Application workflow

We'll follow the same procedure to learn about each of the GAE data storage options; this will give you the opportunity to focus on the technology, and also compare the pros and cons of each storage method. The application workflow will be the same every time:

  1. Display an upload form.
  2. Upload an image to storage and save a record to the datastore.
  3. Serve up the image.

Figure 1 is a diagram of the application workflow:

Figure 1. The three-step workflow used to demonstrate each storage option
A diagram of the GAE data storage example application.

As an added benefit, the example application also lets you practice tasks that are key to any GAE project that writes out and serves up binaries. Now, let's start creating those classes!


A simple application for GAE

Download Eclipse if you don't have it, then install the Google Plug-in for Eclipse and create a new Google Web Application project that doesn't use GWT. Refer to the sample code included with this article for guidance on structuring project files. Once you've got your Google Web app set up, add the application's first class, Photo, as shown in Listing 1. (Note that I've omitted getters and setters.)

Listing 1. Photo
import javax.persistence.Id;

public class Photo {

    @Id
    private Long id;
    private String title;
    private String caption;
    private String contentType;
    private byte[] photoData;
    private String photoPath;

    public Photo() {
    }

    public Photo(String title, String caption) {
        this.title = title;
        this.caption = caption;
    }

    // getters and setters omitted
}

The @Id annotation designates which field is a primary key, which will be important when we start working with Objectify. Each record saved in the datastore, also called an entity, requires a primary key.
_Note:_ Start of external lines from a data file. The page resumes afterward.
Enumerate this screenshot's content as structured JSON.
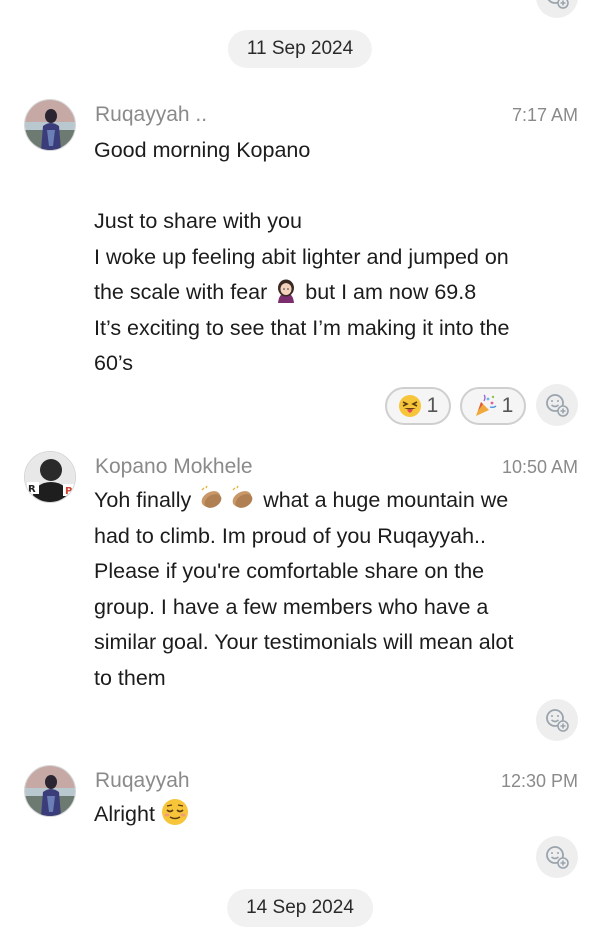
{
  "dates": [
    "11 Sep 2024",
    "14 Sep 2024"
  ],
  "messages": [
    {
      "sender": "Ruqayyah ..",
      "time": "7:17 AM",
      "lines": [
        "Good morning Kopano",
        "",
        "Just to share with you",
        "I woke up feeling abit lighter and jumped on",
        "the scale with fear",
        "but I am now 69.8",
        "It’s exciting to see that I’m making it into the",
        "60’s"
      ],
      "reactions": [
        {
          "icon": "squinting-tongue-emoji",
          "count": "1"
        },
        {
          "icon": "party-popper-emoji",
          "count": "1"
        }
      ]
    },
    {
      "sender": "Kopano Mokhele",
      "time": "10:50 AM",
      "lines": [
        "Yoh finally",
        "what a huge mountain we",
        "had to climb. Im proud of you Ruqayyah..",
        "Please if you're comfortable share on the",
        "group. I have a few members who have a",
        "similar goal. Your testimonials will mean alot",
        "to them"
      ]
    },
    {
      "sender": "Ruqayyah",
      "time": "12:30 PM",
      "lines": [
        "Alright"
      ]
    }
  ],
  "colors": {
    "background": "#ffffff",
    "pill": "#f1f1f1",
    "muted_text": "#8a8a8a",
    "emoji_yellow": "#f7c53a"
  }
}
When an image is uploaded, one option is to store it directly in photoData, which is a byte array. It's written to the datastore as a Blob property along with the rest of Photo's fields. In other words, the image is saved and fetched right alongside the bean. If an image is instead uploaded to Blobstore or Google Storage, then bytes are stored externally on that system and photoPath points to their location. Only photoData or photoPath is used in either case. Figure 2 clarifies each one's function:

Figure 2. How photoData and photoPath work
A diagram showing the difference between photoData and photoPath.

Next we'll handle persistence for the bean.

Object-based persistence

As previously mentioned, we'll use Objectify to create a DAO for the Photo bean. While JDO and JPA may be more popular and ubiquitous persistence APIs, they have steeper learning curves. Another option would be to use the low-level GAE datastore API, but that involves the tedious business of marshaling beans to and from datastore entities. Objectify takes care of that for us, by way of Java reflection. (See Resources to learn more about GAE persistence alternatives, including Objectify-Appengine.)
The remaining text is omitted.